Affidavits - Cross-Examination. Volk v. Volk
In Volk v. Volk (Ont CA, 2020) the Court of Appeal considered the latitude that a party has on cross-examination on an affidavit:
 As Borins J. noted in Moyle v. Palmerston Police Services Board, 1995 CanLII 10659 (ON SC),  O.J. No. 627 (Div. Ct.), at para. 11, “the nature of the relief sought on an interlocutory motion often plays a significant role in determining the proper scope of cross-examination”. This is because the cross-examination is meant to serve the fact-finding needs that the motion requires. Accordingly, as Borins J. affirmed, quoting Gale J. from Thomson v. Thomson,  O.W.N 137 (H.C.) at 138, a person cross-examining on an affidavit is not confined to the four corners of the affidavit but may cross-examine on matters that are relevant to the issue in respect of which the affidavit was filed.

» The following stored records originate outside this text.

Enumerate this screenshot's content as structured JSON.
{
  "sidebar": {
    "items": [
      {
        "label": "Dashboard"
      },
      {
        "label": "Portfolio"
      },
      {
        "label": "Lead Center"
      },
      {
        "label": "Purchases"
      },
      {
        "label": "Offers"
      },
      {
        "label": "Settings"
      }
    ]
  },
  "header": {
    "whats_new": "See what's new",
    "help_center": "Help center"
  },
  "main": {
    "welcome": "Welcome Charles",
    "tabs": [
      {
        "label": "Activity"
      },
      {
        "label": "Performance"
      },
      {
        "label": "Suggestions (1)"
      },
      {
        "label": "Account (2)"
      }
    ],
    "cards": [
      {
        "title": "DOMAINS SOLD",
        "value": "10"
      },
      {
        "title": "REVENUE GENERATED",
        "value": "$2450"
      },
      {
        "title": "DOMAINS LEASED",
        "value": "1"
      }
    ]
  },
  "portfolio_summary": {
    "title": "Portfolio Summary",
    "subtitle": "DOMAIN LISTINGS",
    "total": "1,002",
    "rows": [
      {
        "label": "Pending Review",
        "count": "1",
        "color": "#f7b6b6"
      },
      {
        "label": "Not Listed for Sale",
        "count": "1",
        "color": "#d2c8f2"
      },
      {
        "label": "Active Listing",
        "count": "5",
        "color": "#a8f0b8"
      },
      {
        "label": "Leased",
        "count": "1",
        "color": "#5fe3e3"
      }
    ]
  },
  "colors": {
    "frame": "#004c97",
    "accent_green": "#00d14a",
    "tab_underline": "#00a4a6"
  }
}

Therefore, although the cross-examiner is not free to cross-examine on all matters that touch upon the underlying action, if the cross-examiner has a bona fide intention to direct questions to the issues relevant to the resolution of the motion and those questions are fair, the question should be answered, not refused. This includes questions relevant to credibility determinations that are within the competence of the motion judge, which would include questions intended to expose “errors, omissions, inconsistencies, exaggerations or improbabilities of the deponent’s testimony contained in his or her affidavit”: Moyle, at para. 14.
 The motion in this case is for the stay of an order to preserve the disputed asset. A motion for a stay pending appeal engages the same general legal standards from RJR-MacDonald Inc. v. Canada (Attorney General), 1994 CanLII 117 (SCC),  1 S.C.R. 311, which are employed in granting interlocutory injunctions, namely, consideration of whether the appeal raises a serious issue, whether the applicant will suffer irreparable harm if the stay is not granted, and the balance of convenience: see Buccilli v. Pillitteri,  O.J. No. 6110 (C.A.), at para. 34 (Gillese J.A., in Chambers). In Moyle, Borins J. noted that because of the nature of the discretionary remedy to grant in interlocutory injunction, the scope of cross-examination for such motions is apt to be broader than in respect of many motions for other remedies: at para. 18. The same is necessarily true of motions for a stay pending appeal.